# `glob` module — spec
Implement `pub fn glob_match(pattern: &str, text: &str) -> bool` in `mod.rs`.
**Do not change the signature.** Root design: `../../SPEC.md` §7.1.
## Behavior
A minimal GLOB matcher over Unicode scalar values (`char`s):
- `*` — matches any run of characters, including empty (with backtracking).
- `?` — matches exactly one character.
- `[...]` — character class: matches one char in the set. Supports ranges (`a-z`),
and negation if the class begins with `!` or `^` (`[!0-9]`, `[^abc]`).
- Any other char matches itself literally.
- The whole pattern must match the whole `text` (anchored both ends).

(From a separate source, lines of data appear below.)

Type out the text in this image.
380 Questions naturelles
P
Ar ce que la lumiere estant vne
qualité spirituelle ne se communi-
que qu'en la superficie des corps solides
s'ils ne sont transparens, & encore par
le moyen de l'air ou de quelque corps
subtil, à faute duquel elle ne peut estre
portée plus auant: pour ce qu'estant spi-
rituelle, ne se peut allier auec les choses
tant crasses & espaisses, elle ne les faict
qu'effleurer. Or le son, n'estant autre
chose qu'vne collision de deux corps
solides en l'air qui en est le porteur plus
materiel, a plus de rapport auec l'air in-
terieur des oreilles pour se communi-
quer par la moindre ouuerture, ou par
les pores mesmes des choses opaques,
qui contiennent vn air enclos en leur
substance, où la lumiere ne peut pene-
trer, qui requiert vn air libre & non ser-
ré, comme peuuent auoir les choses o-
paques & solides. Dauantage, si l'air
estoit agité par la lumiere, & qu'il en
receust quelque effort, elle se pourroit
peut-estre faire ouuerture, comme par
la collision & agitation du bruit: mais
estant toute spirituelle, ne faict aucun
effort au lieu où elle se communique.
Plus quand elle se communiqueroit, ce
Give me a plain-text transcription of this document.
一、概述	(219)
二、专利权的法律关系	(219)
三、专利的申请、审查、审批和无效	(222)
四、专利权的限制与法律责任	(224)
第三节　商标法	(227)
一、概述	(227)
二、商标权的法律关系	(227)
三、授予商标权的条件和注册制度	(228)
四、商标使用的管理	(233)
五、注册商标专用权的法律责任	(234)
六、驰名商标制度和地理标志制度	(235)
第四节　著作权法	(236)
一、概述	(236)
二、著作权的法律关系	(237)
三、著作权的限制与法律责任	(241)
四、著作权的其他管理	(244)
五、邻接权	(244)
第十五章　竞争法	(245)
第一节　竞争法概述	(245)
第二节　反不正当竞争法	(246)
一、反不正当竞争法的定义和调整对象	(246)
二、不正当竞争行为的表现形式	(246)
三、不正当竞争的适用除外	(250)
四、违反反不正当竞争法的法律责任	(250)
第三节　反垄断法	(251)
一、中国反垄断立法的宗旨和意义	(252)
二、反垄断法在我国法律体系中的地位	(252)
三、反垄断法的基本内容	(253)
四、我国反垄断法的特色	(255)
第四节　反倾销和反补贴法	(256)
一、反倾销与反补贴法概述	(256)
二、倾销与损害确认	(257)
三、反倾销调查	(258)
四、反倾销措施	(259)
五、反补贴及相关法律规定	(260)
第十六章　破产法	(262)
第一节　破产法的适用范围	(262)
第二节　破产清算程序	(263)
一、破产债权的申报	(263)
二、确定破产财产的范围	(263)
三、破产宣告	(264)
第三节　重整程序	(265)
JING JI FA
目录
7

Edge cases to get right: `*` at start/end/middle; consecutive `**` (same as `*`);
empty pattern matches only empty text; `?` does not match empty; an unterminated
`[` (no closing `]`) is treated as a literal `[`; empty text vs patterns like `*`.
## Constraints
- Pure safe Rust. The crate root is `#![forbid(unsafe_code)]`.
- A small hand-rolled recursive/iterative matcher is expected (no new dependency
needed). Do not pull in a glob crate.
- No `unwrap`/`expect` on attacker-controllable input paths (there is no IO here).
## Tests (inline `#[cfg(test)] mod tests`)
Cover, at minimum: literal match/non-match; `*` empty + greedy + multiple; `?`;
ranges and negation; unterminated class as literal; anchoring (`"ab"` must not match
pattern `"a"`); realistic path patterns used by callers, e.g.
`glob_match("src/*", "src/main.rs") == true`, `glob_match("src/*.rs", "src/a.rs")`,
`glob_match("src/x/*", "src/y/a.rs") == false`. These are pure-logic tests and MUST
run under Miri (no `#[cfg_attr(miri, ignore)]`).